[Top][All Lists]
[Date Prev][Date Next][Thread Prev][Thread Next][Date Index][Thread Index]
Re: [h-e-w] Determining coding system for text files
From: |
Eli Zaretskii |
Subject: |
Re: [h-e-w] Determining coding system for text files |
Date: |
Mon, 31 Oct 2011 22:36:49 +0200 |
> Date: Mon, 31 Oct 2011 15:28:22 -0400
> From: Eric Roode <address@hidden>
>
> I would like new buffers to default to utf-8 encoding, and I would like
> indeterminate files (like text files, especially source code files) also to
> use utf-8, unless the -*- line specifies a different coding system.
What for? What you ask for doesn't make sense without some
explanation. It is meaningless to say that pure ASCII files should
have UTF-8 encoding, because UTF-8 is indistinguishable from ASCII
when all the characters are 7-bit ASCII.
> By default, when I create a new buffer that isn't associated with any file,
> the coding system is set to 'iso-latin1-dos'. When I visit an existing
> (text) file, its coding system is set to 'undecided-dos'.
>
> I tried to change this by executing
> (prefer-coding-system 'utf-8)
> After that, when I create a new file, the coding system in the new buffer
> is set to 'utf-8'.
As expected. I presume this accomplishes part of what you wanted.

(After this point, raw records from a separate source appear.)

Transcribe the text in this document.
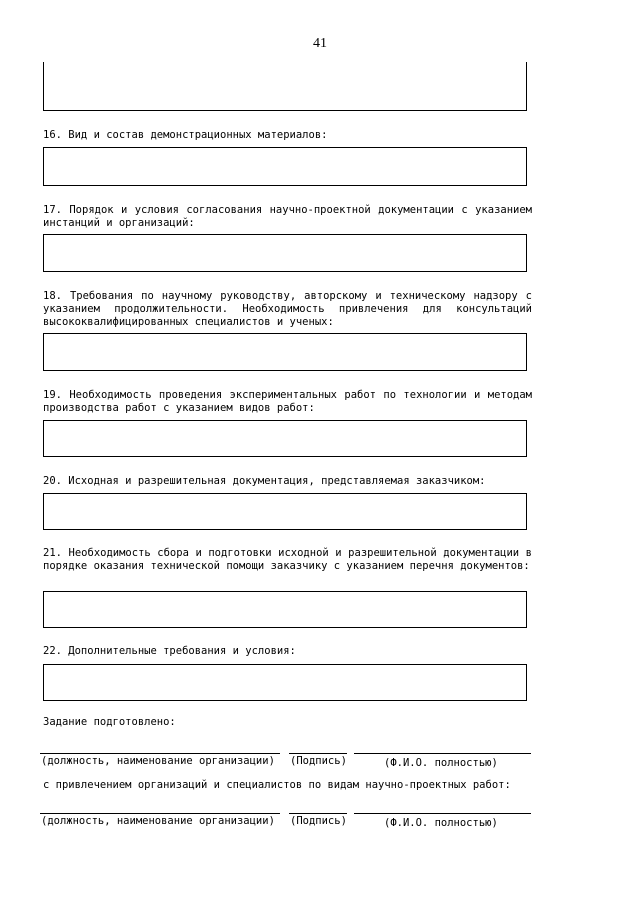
41
16. Вид и состав демонстрационных материалов:
17. Порядок и условия согласования научно-проектной документации с указанием инстанций и организаций:
18. Требования по научному руководству, авторскому и техническому надзору с указанием продолжительности. Необходимость привлечения для консультаций высококвалифицированных специалистов и ученых:
19. Необходимость проведения экспериментальных работ по технологии и методам производства работ с указанием видов работ:
20. Исходная и разрешительная документация, представляемая заказчиком:
21. Необходимость сбора и подготовки исходной и разрешительной документации в порядке оказания технической помощи заказчику с указанием перечня документов:
22. Дополнительные требования и условия:
Задание подготовлено:
(должность, наименование организации) (Подпись)	(Ф.И.О. полностью)
с привлечением организаций и специалистов по видам научно-проектных работ:
(должность, наименование организации) (Подпись)	(Ф.И.О. полностью)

> However, when I open an existing file, emacs still sets its coding
> system to 'undecided-dos'.
If the file includes only 7-bit ASCII, this is also expected
behavior. Please explain why you aren't happy with this.
> Digging further, it seems that this is controlled by the variable
> file-coding-system-alist. If a file name does not match any of the
> patterns in that list, the function find-buffer-file-type-coding-system (in
> dos-w32.el) is invoked to determine what coding system to use for the file.
>
> That function *always* returns 'undecided' for text files, or
> 'no-conversion' for files it determines are binary. The only time it uses
> the default value for buffer-file-coding-system is if the file doesn't yet
> exist!
That is how Emacs behaves on all platforms, even on Unix. The default
value of buffer-file-coding-system is used only for non-existing files
or for buffers not related to files. When a buffer visits an existing
file, Emacs always sets its encoding to match the encoding of the
file. prefer-coding-system just tells Emacs which encoding to prefer
when more than one can match the encoding of an existing file.
> Am I reading this right? There is no way to set a preferred coding system
> for existing files under Windows?
There _is_ a way, but it doesn't do what you expect. Please explain
why your expectations are different, and in particular what is wrong
with the current behavior in your use cases.
> 'prefer-coding-system' only works in *nix environments?
No, it works the same on all platforms. The Windows implementation
has a few subtle points, but it doesn't change the basic behavior.
> I have to either add every source and text file name
> pattern to file-coding-system-alist, or manually change the buffer coding
> every time I visit an existing file?
You don't and you shouldn't. It is meaningless to change buffer
coding after you visit a file, except when you save the file. After
telling Emacs to prefer UTF-8, as you did, whenever Emacs needs to
encode a file when you save it, it will use UTF-8 if possible, and if
not, it will ask you for a different encoding. Again, if this is not
what you want, please explain why.